Alex Pearmain, head of social media at O2, says it’s in engagement and not direct response where social media will prove successful for marketers.
He adds: “Social media can make money, but businesses need to have a broader view of how it can do this. If someone invests in direct response and wants a return within 10 days, I would query the use of social media.
“However, if it is a longer-term approach to drive customer engagement and customer value, then social media is more appropriate.”
The other issue – for me, certainly – has been the ever increasing number of social media platforms available.
Here for your viewing pleasure are the main ones that I’m aware of, along with my – highly inexpert – feedback on using them!
- LinkedIn – My personal favourite, with the discussions being fantastic for both market research, gauging customer opinion, and yes, even direct sales!
- Facebook – Great for connecting with existing customers and industry peers. Haven’t yet nailed getting the world at large to take notice!
- Twitter – Again, great for engaging with your peers.
- Google+ – I haven’t really given this a proper shot yet… Too early to tell.
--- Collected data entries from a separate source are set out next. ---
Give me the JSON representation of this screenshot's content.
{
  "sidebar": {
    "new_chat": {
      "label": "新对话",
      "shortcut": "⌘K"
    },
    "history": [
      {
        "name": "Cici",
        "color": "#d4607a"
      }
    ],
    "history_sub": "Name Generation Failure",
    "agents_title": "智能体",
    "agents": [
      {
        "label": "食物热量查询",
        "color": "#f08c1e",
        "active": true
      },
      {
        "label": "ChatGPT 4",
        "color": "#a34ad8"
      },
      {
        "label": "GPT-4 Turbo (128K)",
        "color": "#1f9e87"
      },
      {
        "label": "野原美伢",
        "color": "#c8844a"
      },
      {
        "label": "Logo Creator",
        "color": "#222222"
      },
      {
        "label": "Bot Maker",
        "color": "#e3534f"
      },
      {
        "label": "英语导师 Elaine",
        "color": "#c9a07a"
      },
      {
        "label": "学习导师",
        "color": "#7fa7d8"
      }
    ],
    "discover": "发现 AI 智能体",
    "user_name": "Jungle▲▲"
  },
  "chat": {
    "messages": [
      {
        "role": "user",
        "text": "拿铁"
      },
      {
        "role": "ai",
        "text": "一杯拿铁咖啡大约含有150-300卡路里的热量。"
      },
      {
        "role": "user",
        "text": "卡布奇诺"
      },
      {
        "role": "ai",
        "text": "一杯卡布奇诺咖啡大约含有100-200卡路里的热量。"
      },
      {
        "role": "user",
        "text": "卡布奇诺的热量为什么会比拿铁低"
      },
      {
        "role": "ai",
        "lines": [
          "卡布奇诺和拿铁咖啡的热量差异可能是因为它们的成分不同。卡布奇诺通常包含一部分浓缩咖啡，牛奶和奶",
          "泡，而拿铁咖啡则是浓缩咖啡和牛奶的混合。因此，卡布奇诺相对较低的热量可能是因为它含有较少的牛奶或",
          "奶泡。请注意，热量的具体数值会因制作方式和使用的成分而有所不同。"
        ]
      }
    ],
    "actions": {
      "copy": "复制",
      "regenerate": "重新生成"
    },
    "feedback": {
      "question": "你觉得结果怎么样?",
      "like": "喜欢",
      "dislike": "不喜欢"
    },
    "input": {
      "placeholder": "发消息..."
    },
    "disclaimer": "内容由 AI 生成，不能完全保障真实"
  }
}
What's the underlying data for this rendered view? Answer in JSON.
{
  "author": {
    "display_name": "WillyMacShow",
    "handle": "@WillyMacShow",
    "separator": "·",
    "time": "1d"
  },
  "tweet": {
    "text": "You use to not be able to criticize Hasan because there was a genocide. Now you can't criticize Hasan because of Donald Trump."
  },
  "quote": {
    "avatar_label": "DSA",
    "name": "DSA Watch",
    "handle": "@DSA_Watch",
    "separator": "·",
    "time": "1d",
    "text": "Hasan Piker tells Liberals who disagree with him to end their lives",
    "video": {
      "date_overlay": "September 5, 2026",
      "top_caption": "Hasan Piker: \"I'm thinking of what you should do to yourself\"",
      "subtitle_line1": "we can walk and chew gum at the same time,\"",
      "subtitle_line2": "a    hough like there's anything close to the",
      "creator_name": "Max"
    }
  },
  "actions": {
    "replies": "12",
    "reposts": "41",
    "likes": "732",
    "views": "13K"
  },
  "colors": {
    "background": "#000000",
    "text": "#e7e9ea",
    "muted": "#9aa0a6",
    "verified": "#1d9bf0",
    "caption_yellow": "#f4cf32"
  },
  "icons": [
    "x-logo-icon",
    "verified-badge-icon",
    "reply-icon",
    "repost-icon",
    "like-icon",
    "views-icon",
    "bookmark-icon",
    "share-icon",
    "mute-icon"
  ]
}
It seems pretty similar to Facebook.
- Foursquare – I don’t really see this as a business app but it’s good fun.
- YouTube – Video content is surprisingly good for SEO, and this is the home of viral campaigns too. One area I’m really going to push in 2012.
- Instagram – This is a photo sharing app that publishes your photos to most of your social media platforms. Handy!
- Tumblr – An easy to set up and use website for blogging. I’ve just started on this but it’s great for sharing content.
- Pinterest – The hottest thing in the world right now! I’ve just signed up. Very excited about using this to share content and (hopefully) drive traffic to our websites.
I’m aware I’ve missed out loads but that’s the point – you can’t possibly expect to get great results from each one.
Each one you sign up to means a little less time on the others, which probably means poorer quality and less frequent posts. I think the answer here is to give them all a fair trial and then cut back to the ones which show the most promise.
So in conclusion, I don’t think any of us can afford to ignore or avoid the social media explosion, whether it’s from the perspective of growing your own business, or advising your customers on achieving the best results from their cross-channel campaigns. Better to be driving the band wagon than merely riding it!